Religião-Filosofia-História



X - Eclesiologia Gnóstica e Ecumenismo Radical

 

X -1. Indiferentismo religioso dos "tradicionalistas"

Vimos que os que se auto intitulam seguidores da "Philosophia perennis", os tradicionalistas esotéricos, colocam as religiões instituídas em plano secundário com relação ao que eles chamam de "Tradição Primeva", que, como vimos, é a velha Gnose de sempre.

Assim como a Gnose, esse desprezo pela Igreja, e pelas religiões em geral, não é novo na História.

Leszek Kolakowski estudou profundamente esse fenômeno da Ecclesia Spiritualis em seu livro Chrétiens sans Église.

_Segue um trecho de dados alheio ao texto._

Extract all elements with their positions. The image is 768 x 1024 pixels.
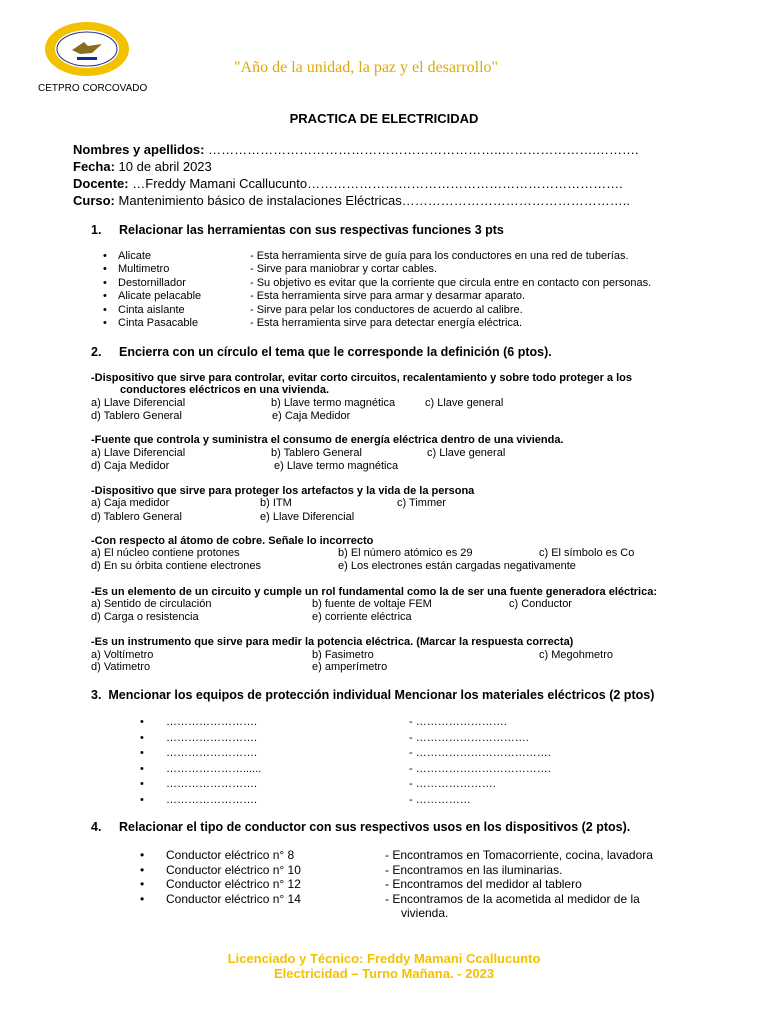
option[interactable]: a) Llave Diferencial [91,447,186,459]
bullet-icon: • [140,877,145,892]
tool-name: Alicate pelacable [118,290,202,303]
option[interactable]: e) Llave termo magnética [274,460,399,472]
bullet-icon: • [103,250,107,262]
question-number: 1. [91,223,102,237]
bullet-icon: • [140,747,144,759]
answer-blank[interactable]: - ……………………. [409,716,507,728]
course-value: Mantenimiento básico de instalaciones Eléctricas…………………………………………….. [118,193,630,208]
option[interactable]: e) corriente eléctrica [312,611,412,623]
option[interactable]: c) El símbolo es Co [539,547,635,559]
question-text: Mencionar los equipos de protección individual Mencionar los materiales eléctricos (2 ptos) [108,688,655,702]
answer-blank[interactable]: ……………………. [166,793,258,806]
option[interactable]: b) ITM [260,497,292,509]
conductor-name: Conductor eléctrico n° 8 [166,848,295,862]
bullet-icon: • [103,317,107,329]
tool-name: Cinta Pasacable [118,317,199,329]
q2-item-prompt: -Dispositivo que sirve para controlar, evitar corto circuitos, recalentamiento y sobre todo proteger a los [91,372,632,384]
conductor-use: - Encontramos de la acometida al medidor de la [385,891,640,906]
answer-blank[interactable]: - …………………. [409,778,496,790]
q2-item-prompt-cont: conductores eléctricos en una vivienda. [120,384,330,396]
answer-blank[interactable]: - ………………………………. [409,747,551,759]
question-1 [91,223,504,237]
bullet-icon: • [103,303,107,316]
course-label: Curso: [73,193,115,208]
name-value: …………………………………………………………..………………….………. [208,142,639,157]
bullet-icon: • [140,716,144,728]
option[interactable]: c) Conductor [509,598,572,610]
option[interactable]: d) En su órbita contiene electrones [91,560,261,572]
answer-blank[interactable]: - ………………………………. [409,762,551,775]
option[interactable]: a) Caja medidor [91,497,170,509]
conductor-name: Conductor eléctrico n° 12 [166,877,301,892]
name-line [73,142,639,157]
option[interactable]: a) Llave Diferencial [91,397,186,409]
school-logo [44,20,130,78]
tool-name: Destornillador [118,276,186,289]
option[interactable]: b) El número atómico es 29 [338,547,473,559]
option[interactable]: a) El núcleo contiene protones [91,547,240,559]
date-value: 10 de abril 2023 [118,159,212,174]
option[interactable]: d) Carga o resistencia [91,611,199,623]
q2-item-prompt: -Con respecto al átomo de cobre. Señale lo incorrecto [91,535,374,547]
school-name: CETPRO CORCOVADO [38,83,148,94]
use-continuation: vivienda. [401,906,449,920]
tool-name: Cinta aislante [118,303,185,316]
date-label: Fecha: [73,159,115,174]
option[interactable]: b) fuente de voltaje FEM [312,598,432,610]
option[interactable]: b) Tablero General [271,447,362,459]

Nessa obra, ele analisa - e critica --a classificação feita por J. Lindeboom na obra Les Bâtards du Christianisme (1929) com base no individualismo religioso.

Lindeboom distingue três tipos de individualistas religiosos:

1) os individualistas intelectuais, como os "discípulos de Boehme, os que procuram a sabedoria hermética secreta, todos aqueles para os quais os valores cognitivos são o essencial na religião, ainda que a eles acedam por fantasias especulativas - [e Olavo está inteirinho neste caso] --; eles são os herdeiros da gnose dos primeiros cristãos e têm os maniqueus em sua árvore genealógica"

(Leszek Kolakowski, Chrétiens sans Église, Gallimard, Paris, 1965, p.18).

Certamente você notou - não é Felipe? - que Kolakowski também não faz nenhuma distinção entre a Gnose dos primeiros séculos do cristianismo e a Gnose posterior.

2) os individualistas místicos indiferentes às formas visíveis da vida religiosa, preferindo a experiência direta com o divino;

3) os socialistas que se preocupam mais em restaurar o que chamam de "comunismo primitivo"

Os três tipos desprezam o pertencer a uma Igreja instituída, dizendo-se cristãos sem Igreja

Kolakowski considera que essa classificação de Lindeboom não é boa

Para ele, o subjetivismo religioso é o critério que permite compreender melhor o desprezo dos reformadores pelas Igrejas instituídas:

"Não é, aliás, difícil notar que uma tal atitude, desde que ela chegue a uma forma completa e absolutamente consistente, conduz quase inelutavelmente à idéia da supressão completa das Igrejas existentes sob forma visível. A tendência a uma interiorização total da religião, a uma inclusão de todas os valores da vida religiosa na consciência individual, na personalidade vivida pelo fiel, deve obrigatoriamente conduzir à idéia de uma religião compreendida como fenômeno puramente moral, limitada a cada consciência humana tomada isoladamente. A religião enquanto instituição organizada se torna inútil então."(L. Kolakowski, op. cit. p. 29).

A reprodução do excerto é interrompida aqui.